Her heart squeezed as if he’d taken that in his hand too. Perhaps he had. “All right,” she said. “I want you to be with me, no matter what.”

“I want to promise that I won’t hurt you,” he said solemnly, “but I know that I did. You’ve been crying.” He lifted a hand to stroke a gentle finger over her cheek. “I’m sorry for that.”

People argue. The more they care, the more painful it is. “Well,” she said, a smile breaking through to crack her lips, “it’s your heart in pieces ground into the rug over there.”

With a groan, he dropped his head into her lap. “Danu, that was overly dramatic, wasn’t it?

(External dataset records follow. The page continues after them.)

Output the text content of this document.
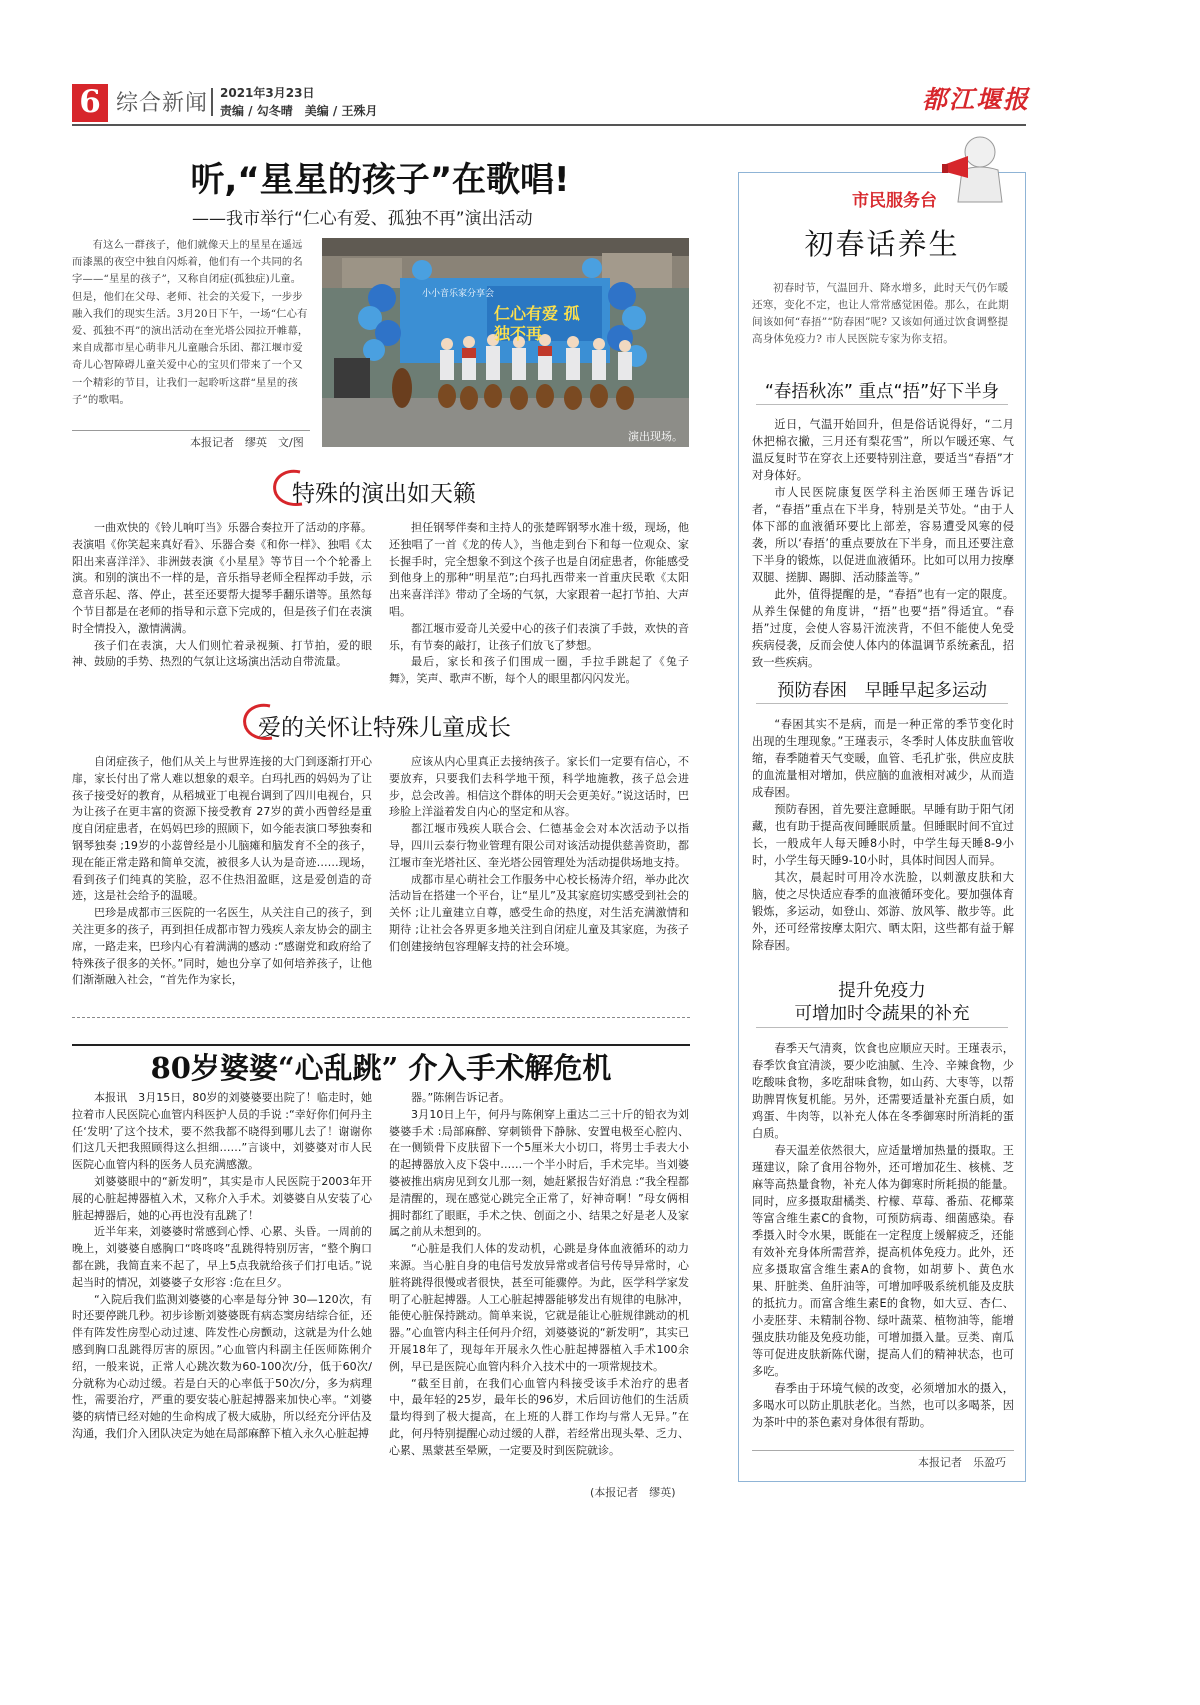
6 综合新闻 2021年3月23日
责编 / 勾冬晴　美编 / 王殊月	都江堰报
听,“星星的孩子”在歌唱!
——我市举行“仁心有爱、孤独不再”演出活动
有这么一群孩子，他们就像天上的星星在遥远而漆黑的夜空中独自闪烁着，他们有一个共同的名字——“星星的孩子”，又称自闭症(孤独症)儿童。但是，他们在父母、老师、社会的关爱下，一步步融入我们的现实生活。3月20日下午，一场“仁心有爱、孤独不再”的演出活动在奎光塔公园拉开帷幕，来自成都市星心萌非凡儿童融合乐团、都江堰市爱奇儿心智障碍儿童关爱中心的宝贝们带来了一个又一个精彩的节目，让我们一起聆听这群“星星的孩子”的歌唱。
本报记者　缪英　文/图
小小音乐家分享会
仁心有爱 孤独不再
演出现场。
特殊的演出如天籁

一曲欢快的《铃儿响叮当》乐器合奏拉开了活动的序幕。表演唱《你笑起来真好看》、乐器合奏《和你一样》、独唱《太阳出来喜洋洋》、非洲鼓表演《小星星》等节目一个个轮番上演。和别的演出不一样的是，音乐指导老师全程挥动手鼓，示意音乐起、落、停止，甚至还要帮大提琴手翻乐谱等。虽然每个节目都是在老师的指导和示意下完成的，但是孩子们在表演时全情投入，激情满满。

孩子们在表演，大人们则忙着录视频、打节拍，爱的眼神、鼓励的手势、热烈的气氛让这场演出活动自带流量。

担任钢琴伴奏和主持人的张楚晖钢琴水准十级，现场，他还独唱了一首《龙的传人》，当他走到台下和每一位观众、家长握手时，完全想象不到这个孩子也是自闭症患者，你能感受到他身上的那种“明星范”;白玛扎西带来一首重庆民歌《太阳出来喜洋洋》带动了全场的气氛，大家跟着一起打节拍、大声唱。

都江堰市爱奇儿关爱中心的孩子们表演了手鼓，欢快的音乐，有节奏的敲打，让孩子们放飞了梦想。

最后，家长和孩子们围成一圈，手拉手跳起了《兔子舞》，笑声、歌声不断，每个人的眼里都闪闪发光。

爱的关怀让特殊儿童成长

自闭症孩子，他们从关上与世界连接的大门到逐渐打开心扉，家长付出了常人难以想象的艰辛。白玛扎西的妈妈为了让孩子接受好的教育，从稻城亚丁电视台调到了四川电视台，只为让孩子在更丰富的资源下接受教育 27岁的黄小西曾经是重度自闭症患者，在妈妈巴珍的照顾下，如今能表演口琴独奏和钢琴独奏 ;19岁的小蕊曾经是小儿脑瘫和脑发育不全的孩子，现在能正常走路和简单交流，被很多人认为是奇迹……现场，看到孩子们纯真的笑脸，忍不住热泪盈眶，这是爱创造的奇迹，这是社会给予的温暖。

巴珍是成都市三医院的一名医生，从关注自己的孩子，到关注更多的孩子，再到担任成都市智力残疾人亲友协会的副主席，一路走来，巴珍内心有着满满的感动 :“感谢党和政府给了特殊孩子很多的关怀。”同时，她也分享了如何培养孩子，让他们渐渐融入社会，“首先作为家长，

应该从内心里真正去接纳孩子。家长们一定要有信心，不要放弃，只要我们去科学地干预，科学地施教，孩子总会进步，总会改善。相信这个群体的明天会更美好。”说这话时，巴珍脸上洋溢着发自内心的坚定和从容。

都江堰市残疾人联合会、仁德基金会对本次活动予以指导，四川云泰行物业管理有限公司对该活动提供慈善资助，都江堰市奎光塔社区、奎光塔公园管理处为活动提供场地支持。

成都市星心萌社会工作服务中心校长杨涛介绍，举办此次活动旨在搭建一个平台，让“星儿”及其家庭切实感受到社会的关怀 ;让儿童建立自尊，感受生命的热度，对生活充满激情和期待 ;让社会各界更多地关注到自闭症儿童及其家庭，为孩子们创建接纳包容理解支持的社会环境。

80岁婆婆“心乱跳” 介入手术解危机

本报讯　3月15日，80岁的刘婆婆要出院了！临走时，她拉着市人民医院心血管内科医护人员的手说 :“幸好你们何丹主任‘发明’了这个技术，要不然我都不晓得到哪儿去了！谢谢你们这几天把我照顾得这么担细……”言谈中，刘婆婆对市人民医院心血管内科的医务人员充满感激。

刘婆婆眼中的“新发明”，其实是市人民医院于2003年开展的心脏起搏器植入术，又称介入手术。刘婆婆自从安装了心脏起搏器后，她的心再也没有乱跳了！

近半年来，刘婆婆时常感到心悸、心累、头昏。一周前的晚上，刘婆婆自感胸口“咚咚咚”乱跳得特别厉害，“整个胸口都在跳，我简直来不起了，早上5点我就给孩子们打电话。”说起当时的情况，刘婆婆子女形容 :危在旦夕。

“入院后我们监测刘婆婆的心率是每分钟 30—120次，有时还要停跳几秒。初步诊断刘婆婆既有病态窦房结综合征，还伴有阵发性房型心动过速、阵发性心房颤动，这就是为什么她感到胸口乱跳得厉害的原因。”心血管内科副主任医师陈俐介绍，一般来说，正常人心跳次数为60-100次/分，低于60次/分就称为心动过缓。若是白天的心率低于50次/分，多为病理性，需要治疗，严重的要安装心脏起搏器来加快心率。“刘婆婆的病情已经对她的生命构成了极大威胁，所以经充分评估及沟通，我们介入团队决定为她在局部麻醉下植入永久心脏起搏

器。”陈俐告诉记者。

3月10日上午，何丹与陈俐穿上重达二三十斤的铅衣为刘婆婆手术 :局部麻醉、穿刺锁骨下静脉、安置电极至心腔内、在一侧锁骨下皮肤留下一个5厘米大小切口，将男士手表大小的起搏器放入皮下袋中……一个半小时后，手术完毕。当刘婆婆被推出病房见到女儿那一刻，她赶紧报告好消息 :“我全程都是清醒的，现在感觉心跳完全正常了，好神奇啊！”母女俩相拥时都红了眼眶，手术之快、创面之小、结果之好是老人及家属之前从未想到的。

“心脏是我们人体的发动机，心跳是身体血液循环的动力来源。当心脏自身的电信号发放异常或者信号传导异常时，心脏将跳得很慢或者很快，甚至可能骤停。为此，医学科学家发明了心脏起搏器。人工心脏起搏器能够发出有规律的电脉冲，能使心脏保持跳动。简单来说，它就是能让心脏规律跳动的机器。”心血管内科主任何丹介绍，刘婆婆说的“新发明”，其实已开展18年了，现每年开展永久性心脏起搏器植入手术100余例，早已是医院心血管内科介入技术中的一项常规技术。

“截至目前，在我们心血管内科接受该手术治疗的患者中，最年轻的25岁，最年长的96岁，术后回访他们的生活质量均得到了极大提高，在上班的人群工作均与常人无异。”在此，何丹特别提醒心动过缓的人群，若经常出现头晕、乏力、心累、黑蒙甚至晕厥，一定要及时到医院就诊。

(本报记者　缪英)
市民服务台
初春话养生
初春时节，气温回升、降水增多，此时天气仍乍暖还寒，变化不定，也让人常常感觉困倦。那么，在此期间该如何“春捂”“防春困”呢? 又该如何通过饮食调整提高身体免疫力? 市人民医院专家为你支招。
“春捂秋冻” 重点“捂”好下半身

近日，气温开始回升，但是俗话说得好，“二月休把棉衣撇，三月还有梨花雪”，所以乍暖还寒、气温反复时节在穿衣上还要特别注意，要适当“春捂”才对身体好。

市人民医院康复医学科主治医师王瑾告诉记者，“春捂”重点在下半身，特别是关节处。“由于人体下部的血液循环要比上部差，容易遭受风寒的侵袭，所以‘春捂’的重点要放在下半身，而且还要注意下半身的锻炼，以促进血液循环。比如可以用力按摩双腿、搓脚、踢脚、活动膝盖等。”

此外，值得提醒的是，“春捂”也有一定的限度。从养生保健的角度讲，“捂”也要“捂”得适宜。“春捂”过度，会使人容易汗流浃背，不但不能使人免受疾病侵袭，反而会使人体内的体温调节系统紊乱，招致一些疾病。

预防春困　早睡早起多运动

“春困其实不是病，而是一种正常的季节变化时出现的生理现象。”王瑾表示，冬季时人体皮肤血管收缩，春季随着天气变暖，血管、毛孔扩张，供应皮肤的血流量相对增加，供应脑的血液相对减少，从而造成春困。

预防春困，首先要注意睡眠。早睡有助于阳气闭藏，也有助于提高夜间睡眠质量。但睡眠时间不宜过长，一般成年人每天睡8小时，中学生每天睡8-9小时，小学生每天睡9-10小时，具体时间因人而异。

其次，晨起时可用冷水洗脸，以刺激皮肤和大脑，使之尽快适应春季的血液循环变化。要加强体育锻炼，多运动，如登山、郊游、放风筝、散步等。此外，还可经常按摩太阳穴、晒太阳，这些都有益于解除春困。

提升免疫力
可增加时令蔬果的补充

春季天气清爽，饮食也应顺应天时。王瑾表示，春季饮食宜清淡，要少吃油腻、生冷、辛辣食物，少吃酸味食物，多吃甜味食物，如山药、大枣等，以帮助脾胃恢复机能。另外，还需要适量补充蛋白质，如鸡蛋、牛肉等，以补充人体在冬季御寒时所消耗的蛋白质。

春天温差依然很大，应适量增加热量的摄取。王瑾建议，除了食用谷物外，还可增加花生、核桃、芝麻等高热量食物，补充人体为御寒时所耗损的能量。同时，应多摄取甜橘类、柠檬、草莓、番茄、花椰菜等富含维生素C的食物，可预防病毒、细菌感染。春季摄入时令水果，既能在一定程度上缓解疲乏，还能有效补充身体所需营养，提高机体免疫力。此外，还应多摄取富含维生素A的食物，如胡萝卜、黄色水果、肝脏类、鱼肝油等，可增加呼吸系统机能及皮肤的抵抗力。而富含维生素E的食物，如大豆、杏仁、小麦胚芽、未精制谷物、绿叶蔬菜、植物油等，能增强皮肤功能及免疫功能，可增加摄入量。豆类、南瓜等可促进皮肤新陈代谢，提高人们的精神状态，也可多吃。

春季由于环境气候的改变，必须增加水的摄入，多喝水可以防止肌肤老化。当然，也可以多喝茶，因为茶叶中的茶色素对身体很有帮助。

本报记者　乐盈巧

I blame the whiskey, and misguided Dasnarian poet hopefuls in my ancestry.”

Cupping his jaw, she lifted his head. “Jak, they say three time’s a charm.”

His dark eyes gleamed. “What are you saying?”

“I’m asking for one more start-over. Can we try this again?”

“Ah, my star,” he breathed, “as many times as you like. Again and again and again.” Levering up to his knees, he stroked her hair back from her face, touching her with devastating tenderness. “Though I feel I have to say, we can still go slowly. I don’t want this pending destiny of yours to create pressure.”